Computation of power from an array of wave energy converters using a boundary element method

The power from array of wave energy converters can be calculated theoretically from semi-analytic hydrodynamic added mass and damping coefficients of various devices (fixed or floating). However, the semi-analytic approach requires the body to be an axi- symmetric in shape. The newly released open source solver NEMOH is based on the Boundary Element Method (BEM); it solves problems of the interactions of bodies with water waves [1]. NEMOH can be used to calculate hydrodynamic coefficients as an alternative to the semi-analytic method.
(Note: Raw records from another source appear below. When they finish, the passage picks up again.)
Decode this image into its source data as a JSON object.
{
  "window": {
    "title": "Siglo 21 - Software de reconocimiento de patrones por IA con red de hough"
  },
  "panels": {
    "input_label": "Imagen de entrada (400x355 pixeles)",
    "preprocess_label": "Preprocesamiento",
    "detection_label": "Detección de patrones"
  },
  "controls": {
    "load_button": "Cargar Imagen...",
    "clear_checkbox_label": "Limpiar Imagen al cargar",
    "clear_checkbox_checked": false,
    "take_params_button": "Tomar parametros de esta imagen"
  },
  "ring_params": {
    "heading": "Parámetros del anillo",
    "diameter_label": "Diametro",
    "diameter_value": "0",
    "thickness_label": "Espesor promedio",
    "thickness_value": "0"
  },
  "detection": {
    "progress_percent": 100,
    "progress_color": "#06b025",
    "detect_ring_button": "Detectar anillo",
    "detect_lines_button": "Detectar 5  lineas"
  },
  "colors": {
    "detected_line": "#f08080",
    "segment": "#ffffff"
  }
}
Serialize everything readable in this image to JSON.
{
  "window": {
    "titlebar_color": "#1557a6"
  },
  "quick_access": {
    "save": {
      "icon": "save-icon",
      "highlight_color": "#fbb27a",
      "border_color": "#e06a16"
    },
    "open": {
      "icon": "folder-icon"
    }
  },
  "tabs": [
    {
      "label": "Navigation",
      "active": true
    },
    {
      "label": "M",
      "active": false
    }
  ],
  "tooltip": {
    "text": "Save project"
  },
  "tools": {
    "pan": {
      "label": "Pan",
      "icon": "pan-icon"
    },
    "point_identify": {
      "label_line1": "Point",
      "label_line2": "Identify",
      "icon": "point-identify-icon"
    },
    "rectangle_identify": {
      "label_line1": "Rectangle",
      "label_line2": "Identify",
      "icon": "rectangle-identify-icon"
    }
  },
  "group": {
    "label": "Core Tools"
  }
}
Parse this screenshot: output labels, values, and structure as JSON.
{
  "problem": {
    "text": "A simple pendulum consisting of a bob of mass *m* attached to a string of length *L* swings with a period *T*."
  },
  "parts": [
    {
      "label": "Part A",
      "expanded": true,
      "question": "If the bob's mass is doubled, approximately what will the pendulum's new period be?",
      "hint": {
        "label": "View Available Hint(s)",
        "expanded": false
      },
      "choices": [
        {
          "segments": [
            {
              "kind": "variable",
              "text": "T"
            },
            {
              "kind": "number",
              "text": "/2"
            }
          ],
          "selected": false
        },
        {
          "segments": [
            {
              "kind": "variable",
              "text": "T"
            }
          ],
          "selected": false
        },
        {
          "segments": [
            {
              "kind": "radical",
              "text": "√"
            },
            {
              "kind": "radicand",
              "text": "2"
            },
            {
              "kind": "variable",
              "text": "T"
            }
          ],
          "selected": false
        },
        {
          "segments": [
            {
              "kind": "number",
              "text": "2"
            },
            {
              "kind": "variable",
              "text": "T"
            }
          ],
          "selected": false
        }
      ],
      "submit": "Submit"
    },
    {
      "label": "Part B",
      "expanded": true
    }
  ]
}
In contrast to the semi analytic technique, one can model a body with arbitrary shape in BEM. In this paper, we compare the performance of NEMOH with the solution obtained by solving the boundary value problem exactly.

Similarly to the formulation leading to a BEM, in the semi-analytic method we formulate the problem of water-wave interaction with bodies using linear inviscid wave theory. The unknown velocity potential is then expanded in terms of eigenfunctions in various zones incorporating different boundary conditions in the problem domain. The unknown coefficients from the eigenfunction expansion are then expressed in a matrix by matching the hydrodynamic pressure and velocity across various zones. At this stage, the systems of equations are truncated to a finite number of terms. The number of terms required is obtained by examining the convergence of the solution.

We apply NEMOH to an array of two heaving devices. In this case we compare the solution from NEMOH with the formulation of based on multiple scattering. This formulation of multiple scattering is comprised of the wave diffraction and radiation problems separately where formulations have been adopted from Mavrakos and Koumoutsakos [2] and Mavrakos [6] respectively. We also compare the elapsed CPU time with increasing resolution in NEMOH with increasing number of terms in eigenfunction expansion.